The impossibly long hair on the woman isn’t all hair. It’s the steady spill of blood along her neck, and skull, and then into the waters of the Bethesda Fountain where it blooms red as if it were oil in water.
The other murdered women.
Before my stunt at Canaries, the spree of unsolved murders had been the top headline in New York for weeks.
All women.
All with their blood drained by what is clearly magic.
Both human and witch victims.
That has been the most confounding fact for everyone. The existence of witches was made known to the world two generations ago, and since then violent criminals almost always target one group or the other.
Here, in Central Park, my magic nudged me in the direction of the latest victim. Why?
“I didn’t kill that woman,” I say, “or any of the others.”
Lucas Night has the audacity to actually laugh.
“Good to know. We can cross Barbie Witch off our suspect list.” He juts his chin toward me.

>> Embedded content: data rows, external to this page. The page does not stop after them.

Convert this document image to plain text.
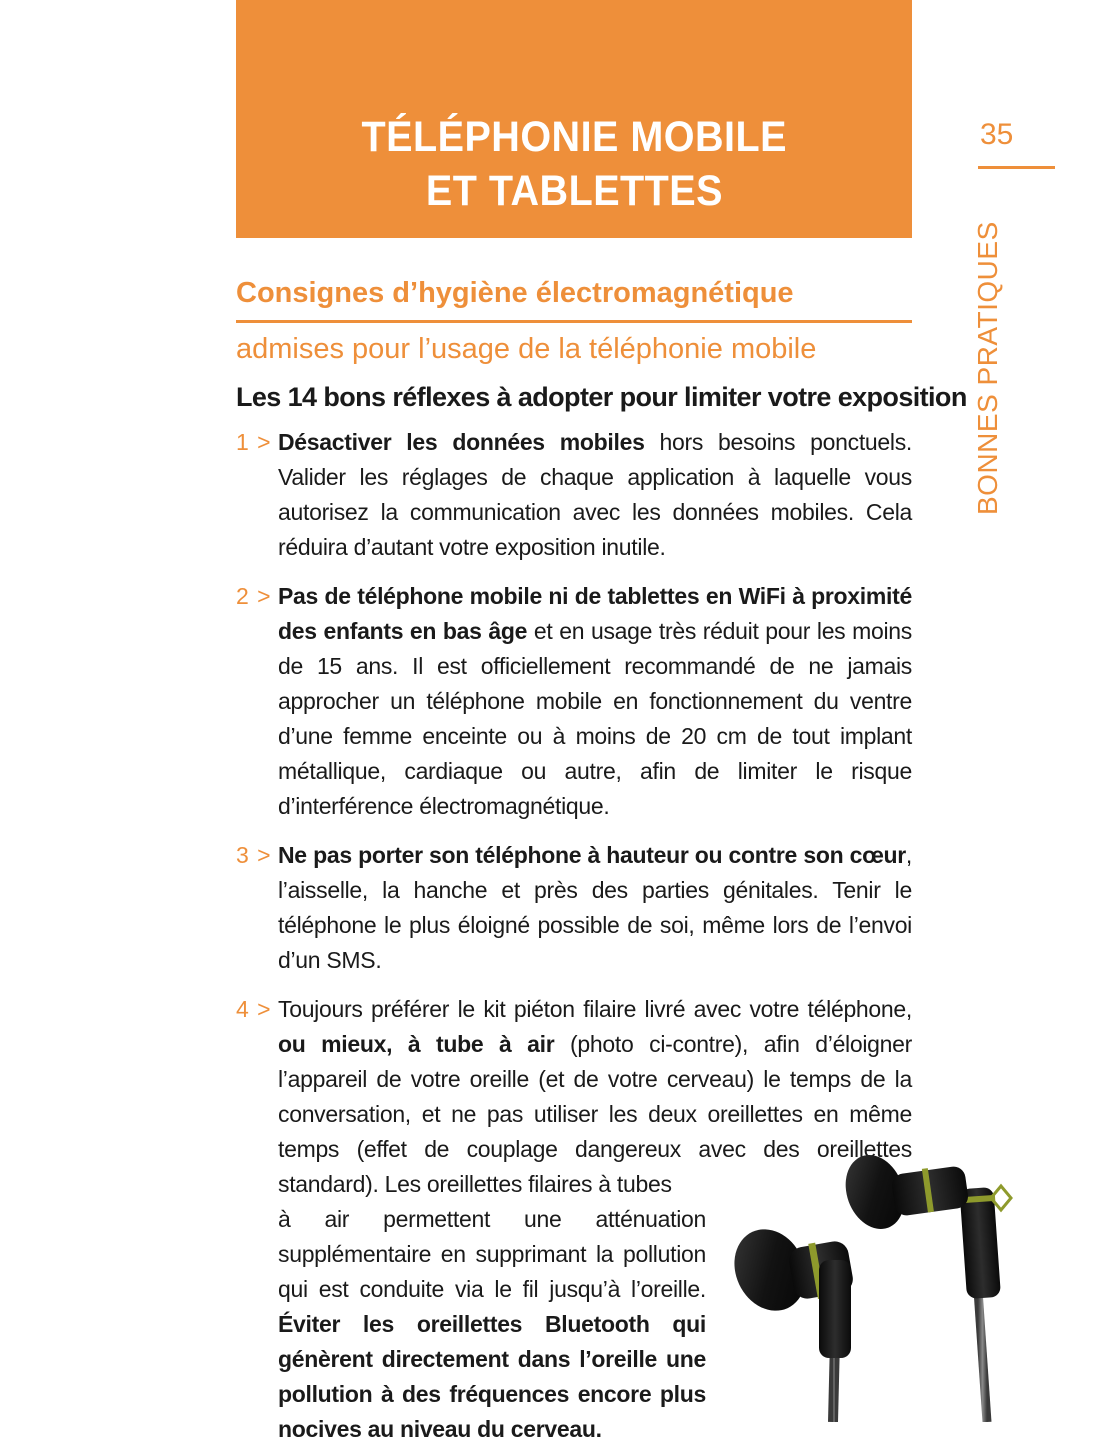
TÉLÉPHONIE MOBILE
ET TABLETTES
35
BONNES PRATIQUES
Consignes d’hygiène électromagnétique
admises pour l’usage de la téléphonie mobile
Les 14 bons réflexes à adopter pour limiter votre exposition
1 > Désactiver les données mobiles hors besoins ponctuels. Valider les réglages de chaque application à laquelle vous autorisez la communication avec les données mobiles. Cela réduira d’autant votre exposition inutile.
2 > Pas de téléphone mobile ni de tablettes en WiFi à proximité des enfants en bas âge et en usage très réduit pour les moins de 15 ans. Il est officiellement recommandé de ne jamais approcher un téléphone mobile en fonctionnement du ventre d’une femme enceinte ou à moins de 20 cm de tout implant métallique, cardiaque ou autre, afin de limiter le risque d’interférence électromagnétique.
3 > Ne pas porter son téléphone à hauteur ou contre son cœur, l’aisselle, la hanche et près des parties génitales. Tenir le téléphone le plus éloigné possible de soi, même lors de l’envoi d’un SMS.
4 > Toujours préférer le kit piéton filaire livré avec votre téléphone, ou mieux, à tube à air (photo ci-contre), afin d’éloigner l’appareil de votre oreille (et de votre cerveau) le temps de la conversation, et ne pas utiliser les deux oreillettes en même temps (effet de couplage dangereux avec des oreillettes standard). Les oreillettes filaires à tubes
à air permettent une atténuation supplémentaire en supprimant la pollution qui est conduite via le fil jusqu’à l’oreille. Éviter les oreillettes Bluetooth qui génèrent directement dans l’oreille une pollution à des fréquences encore plus nocives au niveau du cerveau.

I feel the hot burn in my cheeks.
Yes, my hair is blond. Yes, I like dresses. Yes, I think a good manicure can make a bad day better. But too girly doesn’t mean I can’t inflict real damage.
Of course, it’s ridiculous to resent being dismissed as a murderer. Even more so as a serial killer. None—the—less, I can’t completely escape my witch upbringing. Any hint that being female categorically excludes me raises my hackles.
It’s such a human thing to say.
“He simply wants to talk to you. Mr. King that is.” Lucas says.
Mr. King. The man witches loath most because for generations his company has profited from human distrust of magic. Fear mongering has consequences, and that is why my magic instinctively deposited those men on the front steps of my workplace.
However, greater than my distaste for Sebastian King is my desperation to escape my coven. KingsGuard is the last place they would expect me to be so I applied for and accepted the job. Over the past year, there are days where walking through their front doors feels like a dereliction of my witchhood.
But like those canaries sent down into mines, I deserve better than to be trapped and used by anyone, witch or human.
In the distance, both Lucas and I hear the whine of sirens punctuate the night. Someone will call this in if it hasn’t happened already.
Escape isn’t always possible.
At least, not immediately.
“All right,” I exhale. “Take me to Sebastian King.”